And meanwhile I’m stuck wondering why they don’t make pizzas square, to fit the box…
…or why if they put a round pizza in a square box, why is the little plastic table thingy in the middle of the pizza round and not square? I tell you, geniuses figure this stuff out…
In the very hot oven, the corners of a rectangular pizza are not enough cooled by the wet topping, the dough in the corners would become coal.
Better a round box; for a downward delivery, the pizza could roll itself to destination.
Your ordering from the wrong pizza joint. Square pizza originated in Sicily and was originally called “Sicilian Pizza”. It was an alternative to the “party pizzas” that were round.
Square boxes are cheaper to make.
And to stow flat. Unfolding them gives the staff something to do in slow moments.
The ancient Greek mathematician Eratosthenes theorized that the little round plastic-table-thingy on top of the pizza, when rotated around the periphery of the pie, made 11-1/4 epicycles around the perimeter. This gave the ancient Greek mariner his “pontiesis”, which later became the Anglo-Saxon mariner’s “points", and which today the landlubber calls a “slice”.

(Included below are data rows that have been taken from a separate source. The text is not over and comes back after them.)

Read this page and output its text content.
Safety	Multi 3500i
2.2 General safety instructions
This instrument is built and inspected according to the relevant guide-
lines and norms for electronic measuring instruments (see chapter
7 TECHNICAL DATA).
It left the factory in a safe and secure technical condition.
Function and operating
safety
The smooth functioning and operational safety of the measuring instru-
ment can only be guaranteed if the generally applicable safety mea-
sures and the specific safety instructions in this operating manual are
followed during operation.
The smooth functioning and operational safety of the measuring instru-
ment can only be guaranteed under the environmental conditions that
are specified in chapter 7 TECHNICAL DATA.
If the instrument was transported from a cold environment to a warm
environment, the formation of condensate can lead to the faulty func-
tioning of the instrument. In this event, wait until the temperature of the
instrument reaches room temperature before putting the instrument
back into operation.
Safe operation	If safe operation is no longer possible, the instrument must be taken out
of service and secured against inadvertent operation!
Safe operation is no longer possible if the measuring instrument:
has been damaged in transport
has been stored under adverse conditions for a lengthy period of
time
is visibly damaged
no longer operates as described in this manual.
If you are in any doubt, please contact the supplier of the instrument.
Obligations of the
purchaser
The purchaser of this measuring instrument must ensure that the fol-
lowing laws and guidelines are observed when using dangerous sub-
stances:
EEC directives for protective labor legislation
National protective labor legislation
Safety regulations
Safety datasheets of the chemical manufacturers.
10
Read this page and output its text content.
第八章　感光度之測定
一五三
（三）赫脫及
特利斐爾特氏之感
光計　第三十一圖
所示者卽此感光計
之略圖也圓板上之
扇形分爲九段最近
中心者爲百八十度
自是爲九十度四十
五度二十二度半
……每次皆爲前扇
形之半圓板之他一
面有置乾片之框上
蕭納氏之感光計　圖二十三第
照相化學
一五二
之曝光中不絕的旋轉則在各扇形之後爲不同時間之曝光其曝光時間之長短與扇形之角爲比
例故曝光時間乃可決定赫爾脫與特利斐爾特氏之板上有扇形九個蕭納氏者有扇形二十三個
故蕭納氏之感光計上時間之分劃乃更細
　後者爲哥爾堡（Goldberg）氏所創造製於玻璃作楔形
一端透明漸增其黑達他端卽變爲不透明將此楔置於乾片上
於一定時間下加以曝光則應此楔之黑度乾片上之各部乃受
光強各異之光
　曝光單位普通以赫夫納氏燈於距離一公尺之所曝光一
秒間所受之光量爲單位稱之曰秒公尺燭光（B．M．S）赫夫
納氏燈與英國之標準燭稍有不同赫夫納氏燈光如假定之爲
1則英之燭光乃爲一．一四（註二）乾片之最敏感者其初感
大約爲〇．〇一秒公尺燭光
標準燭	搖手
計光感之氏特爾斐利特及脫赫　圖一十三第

The trouble was that the plastic-table-thingy’s epicycles were not a perfect 11-1/4 rotations around the perimeter of the pizza. They could be 11 or 11-1/2, and this meant the points, or slices, were never the same size. Since the ancient Greeks used their slices of pizza as a crude but delicious astrolabe to determine their latitude, and the olives they preferred as a topping as a log to reckon mileage, this meant their navigation could be off by as many as four or five olives a day.
In the original version of the Odyssey, at the end of the Trojan War, the goddess Hera cursed the Greeks, by having the boy delivering the pizzas to the victory party drop the all boxes. Then the slices were all bent and lame, and all the olives fell off. Without proper navigation equipment, Ulysses and his men were lost for ten years on the ‘wine dark sea’. When they passed the beautiful Sirens, luring sailors onto the reefs with their hypnotic songs, there were no olives for Ulysses’s men to stuff in their ears, so they used mozzarella (Greek for, “ear plugs would have been better”). All except Ulysses, who instructed his men to lash him to the mast, so he could listen. Which gave us his immortal words: “I know Beyonce. You’re no Beyonce.”
The 'Antikythera mechanism’ discovered in an ancient Greek shipwreck in 1902, has been determined to be a computer for dividing up a pizza into perfect slices, and also determine how much each diner had to chip-in to pay for it, as well as the tip (tipiesis). The mechanism could also keep track of who didn’t pay, and determine if the malefactor was to be burned at the stake, or dragged behind a chariot. A very advanced mechanism for its time.
When the Romans become the dominant seagoing power in the Mediterranean in 176 BC and were confronted with the pizza slice navigation problem they solved it by sailing to Naples, destroying the city, and selling the pizza bakers (luigis) into slavery. The Romans were wings guys. Lo-carb all the way, and if you ever tasted their lame bread in the 1960’s you’d know why.
It was Copernicus in the Renaissance that deduced that if the plastic-table-thingy made epicycles around the inside of the pizza box rather than the perimeter of the pie, there would be 360 epicycles, and that if the box was divided from corner to corner into arcs of 90 degrees, and a breadstick were hinged to the corner, they could be used as astrolabes for navigation. “Astrolabe" from the Latin labius, or mouth; tro, or through; and asius, for ass, as in idiot. “I’m an idiot to think something I could put in my mouth would be good for navigation”.
The Romans sailed to Naples to set fire on the Vesuvius, to destroy Naples; unfortunately, the winds destroyed Pompei and not Naples.
The Romans were not real sailors, they ignored the first maritime rule “never piss against the wind”.
You will not make friends among the Americans of Italian origins. The homeland of their ancestors is not based on some bearded fathers, but on the pizza. Italy became a country because of the pizza.
The Greeks would have become a prosperous country too, as Italy, if they had the pizza…
Burning/ blackening at the corners does not occur when the ventilator is switched on. This ensures an even heat distribution in the oven.
Yes, your ‘cake’ looks nice and is probably good.
I was thinking about a real Italian pizza with a very thin dough and less topping.
Cooked in a stone oven, possibly wood heated, at >400°C for less than 90 seconds.
It’s really difficult to toss/spin a blob of pizza dough on your fists and have it come down as a square.